L'étude. Pourra-t-on un jour reconnaître les vrais souvenirs des illusions ? Une étude d'une équipe internationale de scientifique du Massachusetts Institute of Technology (MIT) laisse espérer un grand pas en ce sens. Dans la revue Science, les chercheurs ont publié les résultats de travaux dignes d'un scénario de science fiction : ils sont parvenus à implanter des faux souvenirs dans la mémoire de souris. Comment ? Pourquoi faire ? Décryptage.
Comment ont-ils fait ça ? Les chercheurs n'ont pas (encore) découvert les secrets de la télépathie. Ils ont tout simplement placé les rongeurs dans une première boite, "A", dans laquelle il n'y avait aucun danger, puis dans une seconde boîte, "B, où ils ont réactivé la mémoire de la boite A en envoyant des pulsions lumineuses sur les cellules de l'hippocampe des animaux. Ils ont, dans le même temps, provoqué un léger choc électrique sous leurs pattes, créant un lien entre cette expérience désagréable et le souvenir réactivé de la boite A. Quand ces animaux ont ensuite été replacés dans la boite A, où rien de néfaste ne s'était réellement passé, les chercheurs ont constaté que ces animaux étaient effrayés. De plus, quand ces souris ont été placées dans un autre environnement totalement nouveau, ces scientifiques ont pu réactiver à volonté les cellules de l'hippocampe associées à ce faux souvenir désagréable de la boite A.
Que s'est-il passé ? L'équipe avait préalablement programmé les cellules cérébrales dans lesquelles se trouvent les engrammes, ces traces laissées dans le cerveau par tout évènement passé, pour qu'elles puissent répondre à des pulsions lumineuses. C'est pour cela que les souvenirs de la boite "A" ont pu être activés en même temps que la sensation désagréable de la décharge électrique. La nature a ensuite fait le reste. "Les humains sont des animaux très imaginatifs et tout comme ces souris une expérience déplaisante peut être attachée à une autre expérience antérieure à laquelle la personne pense au même moment, créant ainsi un faux souvenir", commente le professeur Tonegawa, prix Nobel médecine en 1987.

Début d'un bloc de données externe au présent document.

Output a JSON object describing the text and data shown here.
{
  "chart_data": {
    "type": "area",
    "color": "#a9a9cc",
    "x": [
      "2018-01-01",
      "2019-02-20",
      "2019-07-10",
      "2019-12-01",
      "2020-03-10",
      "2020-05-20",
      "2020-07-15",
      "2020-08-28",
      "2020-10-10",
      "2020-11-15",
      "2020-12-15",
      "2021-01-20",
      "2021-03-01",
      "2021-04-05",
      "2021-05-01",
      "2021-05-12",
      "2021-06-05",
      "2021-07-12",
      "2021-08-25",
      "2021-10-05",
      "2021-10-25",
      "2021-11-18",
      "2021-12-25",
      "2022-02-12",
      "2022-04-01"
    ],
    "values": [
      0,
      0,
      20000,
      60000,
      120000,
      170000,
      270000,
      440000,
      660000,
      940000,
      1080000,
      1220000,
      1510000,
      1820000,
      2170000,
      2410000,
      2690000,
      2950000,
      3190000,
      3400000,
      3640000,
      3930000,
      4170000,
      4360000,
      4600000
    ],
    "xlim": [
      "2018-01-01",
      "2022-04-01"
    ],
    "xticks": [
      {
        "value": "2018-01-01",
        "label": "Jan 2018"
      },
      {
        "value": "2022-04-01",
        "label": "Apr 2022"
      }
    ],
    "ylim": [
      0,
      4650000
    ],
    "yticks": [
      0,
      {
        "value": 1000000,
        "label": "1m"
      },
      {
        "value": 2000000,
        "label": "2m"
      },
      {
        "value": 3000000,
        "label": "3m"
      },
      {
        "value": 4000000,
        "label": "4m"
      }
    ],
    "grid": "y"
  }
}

À quoi sert l'étude ? Cette expérience permet, avant tout, de faire avancer la connaissance du fonctionnement de la mémoire. Selon Xu Liu, l'un des auteurs de cette recherche, le mécanisme de formation de faux souvenirs serait similaire à la méthode d'un psychanalyste faisant ressortir par la persuasion un souvenir enfoui d'une expérience traumatisante dans l'enfance qui est souvent fictive. "La mémoire est en fait très dynamique et est modifiée à chaque fois que nous nous souvenons de quelque chose", détaille le scientifique. "Quelquefois nous nous en rendons compte, mais la plupart du temps nous n'en sommes pas conscients, ce qui explique pourquoi les gens sont convaincus de l'exactitude de leur souvenir", ajoute le chercheur.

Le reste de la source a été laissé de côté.